There have been some encouraging signs in the U.K. The number of new infections has fallen sharply in recent weeks and on Monday hit the lowest daily total since October. Deaths and hospital admissions have also been dropping. That’s owing largely to strict lockdown measures introduced on Boxing Day.
The turnaround in cases and the success of the vaccination program have increased pressure on Mr. Johnson to ease the restrictions. He plans to announce a road map out of the lockdown next week and on Monday expressed optimism that some measures could be relaxed. “I’m very hopeful that we’ll be able to go ahead and open things up,” he said. “I think there’s been a big change, and the big change is that science is now unquestionably in the ascendancy over the disease.”
The vaccination program could begin to slow down in March when health officials begin offering booster shots to people who got their first dose in December.
There have also been concerns about vaccination rates among some ethnic communities. A study released Sunday by researchers at the University of Leicester showed that the vaccination rates among Black and South Asian hospital staff have been far lower than among white staff.
The researchers reviewed vaccination data for 19,000 workers at the University Hospitals of Leicester, one of the largest in Britain.
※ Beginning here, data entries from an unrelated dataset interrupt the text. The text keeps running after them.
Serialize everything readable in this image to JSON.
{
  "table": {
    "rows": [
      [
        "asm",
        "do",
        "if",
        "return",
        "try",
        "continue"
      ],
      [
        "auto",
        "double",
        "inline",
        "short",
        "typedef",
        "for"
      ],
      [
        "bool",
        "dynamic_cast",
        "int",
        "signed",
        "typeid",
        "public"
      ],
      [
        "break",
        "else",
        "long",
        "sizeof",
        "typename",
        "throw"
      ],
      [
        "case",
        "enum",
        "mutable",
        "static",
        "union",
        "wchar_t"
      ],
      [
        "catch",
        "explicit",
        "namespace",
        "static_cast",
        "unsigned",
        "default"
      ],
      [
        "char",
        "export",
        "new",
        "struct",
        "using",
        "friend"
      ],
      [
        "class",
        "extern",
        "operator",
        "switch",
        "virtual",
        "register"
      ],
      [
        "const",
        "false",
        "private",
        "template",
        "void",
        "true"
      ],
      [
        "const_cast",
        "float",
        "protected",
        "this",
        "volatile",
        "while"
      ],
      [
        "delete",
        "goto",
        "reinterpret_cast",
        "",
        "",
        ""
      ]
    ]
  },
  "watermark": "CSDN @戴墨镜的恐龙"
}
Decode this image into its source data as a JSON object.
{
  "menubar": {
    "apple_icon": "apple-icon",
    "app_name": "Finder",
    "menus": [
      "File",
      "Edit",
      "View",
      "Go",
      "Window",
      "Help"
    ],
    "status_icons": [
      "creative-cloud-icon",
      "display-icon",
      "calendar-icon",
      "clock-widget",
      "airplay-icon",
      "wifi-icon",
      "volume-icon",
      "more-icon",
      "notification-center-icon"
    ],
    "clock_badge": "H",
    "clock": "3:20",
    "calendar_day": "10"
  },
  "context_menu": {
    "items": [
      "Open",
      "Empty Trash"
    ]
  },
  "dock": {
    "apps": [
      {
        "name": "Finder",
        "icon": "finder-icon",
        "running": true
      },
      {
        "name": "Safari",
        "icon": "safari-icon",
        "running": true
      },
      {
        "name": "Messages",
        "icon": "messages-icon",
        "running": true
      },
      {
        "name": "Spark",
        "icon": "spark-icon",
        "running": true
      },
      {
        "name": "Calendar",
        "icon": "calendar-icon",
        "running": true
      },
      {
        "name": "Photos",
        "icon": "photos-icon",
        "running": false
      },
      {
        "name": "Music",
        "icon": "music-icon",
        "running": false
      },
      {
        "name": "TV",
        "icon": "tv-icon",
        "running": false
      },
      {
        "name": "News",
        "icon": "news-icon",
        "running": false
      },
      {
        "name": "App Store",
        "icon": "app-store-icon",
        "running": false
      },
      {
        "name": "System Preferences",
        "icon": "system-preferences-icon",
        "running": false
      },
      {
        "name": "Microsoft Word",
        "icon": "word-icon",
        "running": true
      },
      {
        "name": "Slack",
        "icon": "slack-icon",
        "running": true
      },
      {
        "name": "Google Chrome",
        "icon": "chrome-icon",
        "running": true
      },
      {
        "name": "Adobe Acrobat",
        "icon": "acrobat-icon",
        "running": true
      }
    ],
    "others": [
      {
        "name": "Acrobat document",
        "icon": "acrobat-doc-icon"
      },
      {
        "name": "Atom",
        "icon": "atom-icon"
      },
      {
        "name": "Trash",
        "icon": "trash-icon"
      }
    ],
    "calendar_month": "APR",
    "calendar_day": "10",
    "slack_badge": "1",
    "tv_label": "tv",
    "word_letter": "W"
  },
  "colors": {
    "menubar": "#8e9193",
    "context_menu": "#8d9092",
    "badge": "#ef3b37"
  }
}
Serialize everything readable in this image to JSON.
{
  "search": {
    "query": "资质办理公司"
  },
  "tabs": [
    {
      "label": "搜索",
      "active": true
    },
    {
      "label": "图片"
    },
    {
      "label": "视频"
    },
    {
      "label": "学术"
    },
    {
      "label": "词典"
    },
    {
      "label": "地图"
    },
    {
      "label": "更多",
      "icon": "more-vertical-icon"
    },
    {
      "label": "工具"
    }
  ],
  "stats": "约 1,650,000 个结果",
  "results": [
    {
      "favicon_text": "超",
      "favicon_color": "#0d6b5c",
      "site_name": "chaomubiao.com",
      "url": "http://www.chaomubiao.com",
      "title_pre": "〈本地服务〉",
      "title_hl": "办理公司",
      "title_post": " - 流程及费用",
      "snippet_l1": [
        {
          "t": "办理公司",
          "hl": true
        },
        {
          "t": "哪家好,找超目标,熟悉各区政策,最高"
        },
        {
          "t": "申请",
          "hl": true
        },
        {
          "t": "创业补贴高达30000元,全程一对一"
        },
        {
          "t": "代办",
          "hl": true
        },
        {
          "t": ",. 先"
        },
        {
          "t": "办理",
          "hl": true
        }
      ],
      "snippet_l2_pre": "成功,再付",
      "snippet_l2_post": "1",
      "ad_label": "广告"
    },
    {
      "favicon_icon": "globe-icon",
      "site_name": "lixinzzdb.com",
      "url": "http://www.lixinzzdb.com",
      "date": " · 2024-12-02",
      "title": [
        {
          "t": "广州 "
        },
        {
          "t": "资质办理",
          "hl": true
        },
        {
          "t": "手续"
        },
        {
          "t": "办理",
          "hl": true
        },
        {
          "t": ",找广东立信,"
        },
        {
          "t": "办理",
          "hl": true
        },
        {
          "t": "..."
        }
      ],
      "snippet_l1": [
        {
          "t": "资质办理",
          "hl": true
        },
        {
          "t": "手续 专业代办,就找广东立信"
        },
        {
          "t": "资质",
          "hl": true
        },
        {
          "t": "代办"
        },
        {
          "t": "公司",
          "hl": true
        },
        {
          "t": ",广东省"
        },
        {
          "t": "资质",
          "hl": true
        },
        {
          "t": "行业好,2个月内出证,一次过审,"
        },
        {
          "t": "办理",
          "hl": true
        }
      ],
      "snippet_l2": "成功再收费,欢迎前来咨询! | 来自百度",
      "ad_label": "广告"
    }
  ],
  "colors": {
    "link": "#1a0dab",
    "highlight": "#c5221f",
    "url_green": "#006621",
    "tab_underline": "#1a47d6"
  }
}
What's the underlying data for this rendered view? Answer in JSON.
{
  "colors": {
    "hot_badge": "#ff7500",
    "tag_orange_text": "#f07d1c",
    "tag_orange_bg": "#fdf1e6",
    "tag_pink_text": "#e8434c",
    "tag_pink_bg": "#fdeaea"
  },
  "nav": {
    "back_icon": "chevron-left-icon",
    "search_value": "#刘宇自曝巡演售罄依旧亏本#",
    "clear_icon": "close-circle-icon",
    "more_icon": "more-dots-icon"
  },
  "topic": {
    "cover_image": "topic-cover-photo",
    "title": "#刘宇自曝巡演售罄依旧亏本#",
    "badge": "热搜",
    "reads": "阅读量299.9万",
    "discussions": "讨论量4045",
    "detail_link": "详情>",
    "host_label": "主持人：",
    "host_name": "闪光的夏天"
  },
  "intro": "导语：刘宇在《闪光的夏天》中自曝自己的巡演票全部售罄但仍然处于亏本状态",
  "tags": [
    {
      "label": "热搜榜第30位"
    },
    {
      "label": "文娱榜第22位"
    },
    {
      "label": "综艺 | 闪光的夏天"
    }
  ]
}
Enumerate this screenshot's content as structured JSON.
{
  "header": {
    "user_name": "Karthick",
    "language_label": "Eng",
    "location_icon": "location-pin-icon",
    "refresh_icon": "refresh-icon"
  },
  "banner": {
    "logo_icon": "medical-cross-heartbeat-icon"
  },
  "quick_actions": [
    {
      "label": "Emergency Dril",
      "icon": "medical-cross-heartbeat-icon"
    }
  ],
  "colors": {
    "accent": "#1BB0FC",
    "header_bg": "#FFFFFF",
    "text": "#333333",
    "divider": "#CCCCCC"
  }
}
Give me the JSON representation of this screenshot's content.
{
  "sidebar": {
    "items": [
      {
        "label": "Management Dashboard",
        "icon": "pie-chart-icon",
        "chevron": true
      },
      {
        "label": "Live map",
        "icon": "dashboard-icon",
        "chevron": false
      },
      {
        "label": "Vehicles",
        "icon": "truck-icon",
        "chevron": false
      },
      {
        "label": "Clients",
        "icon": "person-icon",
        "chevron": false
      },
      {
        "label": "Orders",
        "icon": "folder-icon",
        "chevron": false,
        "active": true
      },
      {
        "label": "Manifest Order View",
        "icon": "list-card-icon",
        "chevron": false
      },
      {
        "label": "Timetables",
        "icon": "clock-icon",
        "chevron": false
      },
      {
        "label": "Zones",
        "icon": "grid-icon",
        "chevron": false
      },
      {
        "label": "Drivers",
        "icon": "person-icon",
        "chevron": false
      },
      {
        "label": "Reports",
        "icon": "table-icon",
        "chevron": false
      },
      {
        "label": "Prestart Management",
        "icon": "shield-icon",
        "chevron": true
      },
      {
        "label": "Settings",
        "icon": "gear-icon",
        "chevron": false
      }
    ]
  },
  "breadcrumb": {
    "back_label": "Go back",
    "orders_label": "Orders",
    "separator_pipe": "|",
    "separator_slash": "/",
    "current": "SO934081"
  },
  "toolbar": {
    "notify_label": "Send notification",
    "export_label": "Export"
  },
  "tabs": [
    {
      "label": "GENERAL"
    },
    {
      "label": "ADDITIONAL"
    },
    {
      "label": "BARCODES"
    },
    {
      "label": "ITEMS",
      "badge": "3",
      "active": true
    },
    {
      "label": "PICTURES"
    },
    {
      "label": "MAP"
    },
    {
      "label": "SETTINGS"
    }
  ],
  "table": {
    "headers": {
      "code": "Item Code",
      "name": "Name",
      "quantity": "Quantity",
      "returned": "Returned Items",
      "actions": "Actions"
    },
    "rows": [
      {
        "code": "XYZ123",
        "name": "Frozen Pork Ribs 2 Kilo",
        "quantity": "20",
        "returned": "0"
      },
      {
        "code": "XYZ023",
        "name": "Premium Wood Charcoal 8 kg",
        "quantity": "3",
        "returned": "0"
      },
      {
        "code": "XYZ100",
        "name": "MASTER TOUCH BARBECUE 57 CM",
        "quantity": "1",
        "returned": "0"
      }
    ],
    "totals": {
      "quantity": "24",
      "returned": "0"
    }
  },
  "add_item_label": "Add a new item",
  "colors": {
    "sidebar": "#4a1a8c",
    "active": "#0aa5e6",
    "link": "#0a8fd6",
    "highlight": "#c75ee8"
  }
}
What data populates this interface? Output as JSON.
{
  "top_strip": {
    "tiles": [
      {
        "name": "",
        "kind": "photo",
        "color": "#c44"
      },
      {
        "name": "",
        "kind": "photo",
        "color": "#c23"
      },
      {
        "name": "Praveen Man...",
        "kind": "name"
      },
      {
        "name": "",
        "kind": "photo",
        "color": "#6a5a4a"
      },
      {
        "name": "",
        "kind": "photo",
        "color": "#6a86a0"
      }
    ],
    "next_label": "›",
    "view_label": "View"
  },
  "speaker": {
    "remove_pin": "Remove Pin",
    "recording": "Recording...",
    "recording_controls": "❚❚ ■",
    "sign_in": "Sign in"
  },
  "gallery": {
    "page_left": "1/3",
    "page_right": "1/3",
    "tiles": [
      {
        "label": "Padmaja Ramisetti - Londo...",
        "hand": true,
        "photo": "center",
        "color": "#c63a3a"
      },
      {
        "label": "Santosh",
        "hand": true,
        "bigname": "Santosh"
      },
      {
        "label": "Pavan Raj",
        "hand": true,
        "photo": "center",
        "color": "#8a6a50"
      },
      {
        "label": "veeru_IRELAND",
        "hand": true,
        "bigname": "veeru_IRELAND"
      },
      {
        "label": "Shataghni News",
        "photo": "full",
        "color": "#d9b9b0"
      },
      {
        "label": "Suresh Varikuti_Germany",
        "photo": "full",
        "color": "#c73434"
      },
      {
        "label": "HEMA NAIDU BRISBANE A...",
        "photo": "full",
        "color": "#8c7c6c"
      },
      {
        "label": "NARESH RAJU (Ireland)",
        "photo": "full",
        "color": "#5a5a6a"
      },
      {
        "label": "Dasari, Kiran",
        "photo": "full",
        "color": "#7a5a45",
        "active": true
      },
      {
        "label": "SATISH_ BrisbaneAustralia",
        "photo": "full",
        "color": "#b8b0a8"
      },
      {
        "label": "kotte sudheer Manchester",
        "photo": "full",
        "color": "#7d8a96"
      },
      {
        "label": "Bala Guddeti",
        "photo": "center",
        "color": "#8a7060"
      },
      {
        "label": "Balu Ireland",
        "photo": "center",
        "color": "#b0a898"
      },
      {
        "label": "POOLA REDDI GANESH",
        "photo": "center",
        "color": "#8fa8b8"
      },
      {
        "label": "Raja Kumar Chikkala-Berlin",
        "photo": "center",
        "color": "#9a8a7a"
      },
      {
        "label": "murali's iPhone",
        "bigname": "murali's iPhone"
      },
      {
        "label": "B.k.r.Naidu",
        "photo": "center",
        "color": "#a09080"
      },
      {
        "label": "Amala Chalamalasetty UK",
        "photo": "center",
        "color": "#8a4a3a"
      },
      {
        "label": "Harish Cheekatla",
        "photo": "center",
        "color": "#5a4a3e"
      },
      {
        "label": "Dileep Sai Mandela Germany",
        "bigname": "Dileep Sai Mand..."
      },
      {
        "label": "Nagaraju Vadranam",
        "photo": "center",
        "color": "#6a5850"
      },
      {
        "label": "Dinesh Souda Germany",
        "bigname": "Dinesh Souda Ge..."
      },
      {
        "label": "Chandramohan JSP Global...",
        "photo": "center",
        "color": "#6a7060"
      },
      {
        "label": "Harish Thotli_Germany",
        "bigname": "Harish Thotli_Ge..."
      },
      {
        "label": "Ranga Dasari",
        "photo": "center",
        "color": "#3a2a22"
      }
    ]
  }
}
The study found that 71 per cent of white staff had received the jab, whereas just 37 per cent of Black employees and 58.5 per cent of South Asians had been inoculated.
The findings “give significant cause for concern,” wrote Kamlesh Khunti, a professor of medicine at the University of Leicester and a co-author of the study. “This adds significant weight to emerging data in the general population which also suggests reduced uptake in ethnic minority groups.”
On Monday Sir Simon Stevens, the chief executive of the National Health Service, said there was “real concern about the hesitancy on the part of some Black and South Asian communities” to be vaccinated. He added that health officials were working with religious and community leaders to address the issue. “Although the start [of vaccinations] was slower in terms of the uptake in some of those communities, we are now seeing meaningful progress,” he said during a news conference.